Près de la moitié des enfants éthiopiens souffrant d’un retard de croissance, les interventions en matière de nutrition et de sécurité alimentaire financées par les États-Unis étaient cruciales. Ces programmes, notamment de supplémentation alimentaire et de suivi de la croissance, sont désormais gravement perturbés.

Pour mettre fin au calvaire des déplacés, et empêcher de nouveaux départs, Meressa Dessu, chercheur à l’Institute for Security Studies basé à Addis-Abeba, propose de « revenir au statu quo d’avant la guerre, puis de donner aux habitants la possibilité de décider par eux-mêmes. Le gouvernement doit les laisser s’administrer eux-mêmes, sans les Amharas ni le FLPT, et choisir s’ils veulent former une nouvelle région. » Cette solution est rendue possible par une disposition constitutionnelle prévoyant la formation d’une nouvelle région sur le principe de l’auto-administration, précise le chercheur.
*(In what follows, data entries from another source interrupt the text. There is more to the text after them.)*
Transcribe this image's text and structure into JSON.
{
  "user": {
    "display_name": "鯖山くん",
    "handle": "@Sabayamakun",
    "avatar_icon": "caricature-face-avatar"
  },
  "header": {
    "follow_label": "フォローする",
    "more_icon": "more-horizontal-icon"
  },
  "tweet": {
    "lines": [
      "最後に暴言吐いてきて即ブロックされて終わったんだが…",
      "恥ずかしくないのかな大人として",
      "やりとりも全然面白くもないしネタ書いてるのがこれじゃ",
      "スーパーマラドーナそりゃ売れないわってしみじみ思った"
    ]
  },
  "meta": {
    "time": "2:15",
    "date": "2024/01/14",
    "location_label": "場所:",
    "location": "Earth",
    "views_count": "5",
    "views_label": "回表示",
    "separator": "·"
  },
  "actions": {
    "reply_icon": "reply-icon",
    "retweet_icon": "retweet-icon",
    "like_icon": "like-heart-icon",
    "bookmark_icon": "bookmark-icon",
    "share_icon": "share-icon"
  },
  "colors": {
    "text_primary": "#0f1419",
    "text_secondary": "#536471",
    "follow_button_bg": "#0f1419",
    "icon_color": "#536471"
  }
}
L’article 10 de l’accord de Pretoria appelle précisément à se référer à la Constitution pour résoudre « les problèmes des zones contestées ». Mais, depuis que les armes se sont tues, c’est la région Amhara qui administre de fait l’ouest du Tigray.

Menacé de mort pour avoir réclamé son salaire

« Les riverains se rendent à Gondar, la ville amhara la plus proche, s’ils ont besoin de soins ou d’effectuer des démarches administratives puisque tous les équipements du Tigray occidental ont été volés pendant la guerre », décrit le prêtre Abba Gebrehaile. Il est lui-même passé par Gondar lorsqu’il a décidé, en mars, de fuir le Wolqait, une circonscription administrative (ou woreda) de l’ouest du Tigray. Emprisonné durant neuf mois pendant la guerre et torturé, ce serviteur de l’Église orthodoxe Tewahedo d’Éthiopie a été informé par des proches que les services de sécurité amharas cherchaient à l’arrêter de nouveau : « Ils avaient peur que je témoigne des atrocités qu’ils nous ont infligées », explique-t-il. Harcelé par téléphone tout le long du trajet, il souffle enfin, libéré du perpétuel état d’incertitude qui hante les Tigréens restés à l’Ouest. Son fils a récemment passé deux mois derrière les barreaux. « Là-bas, il n’y a ni tribunaux ni procédures légales. Si les forces amharas suspectent quelqu’un, elles prennent des mesures contre lui », résume Abba Gebrehaile. Avant d’ajouter : « Tant que la situation sécuritaire ne s’améliore pas, je ne peux pas rentrer. » 

À ses côtés, Asuh, le jeune homme aux avant-bras tatoués, reproche au gouvernement fédéral de « ne pas tenir ses promesses. Nous ne savons pas ce qui se joue derrière mais, chaque année, on nous dit que les déplacés vont pouvoir rentrer chez eux, or ça n’arrive jamais », s’impatiente celui qui rêve de retrouver ses parents à Humera. Il est cependant découragé par un système tyrannique, où les salaires pour les travaux journaliers effectués dans les camps ou sur les chantiers ne sont pas systématiquement payés. « Cela dépend du degré d’humanité des employeurs », souligne le jeune homme, menacé de mort après avoir réclamé sa paie à l’issue d’une journée de labeur. « Même s’il n’y a pas de guerre active, la crise continue », conclut Asuh. Dans son dos, de jeunes enfants se suspendent aux poutres du préfabriqué qui accueillait autrefois une salle de classe. L’exode des Tigréens prive 1,2 million de jeunes d’éducation.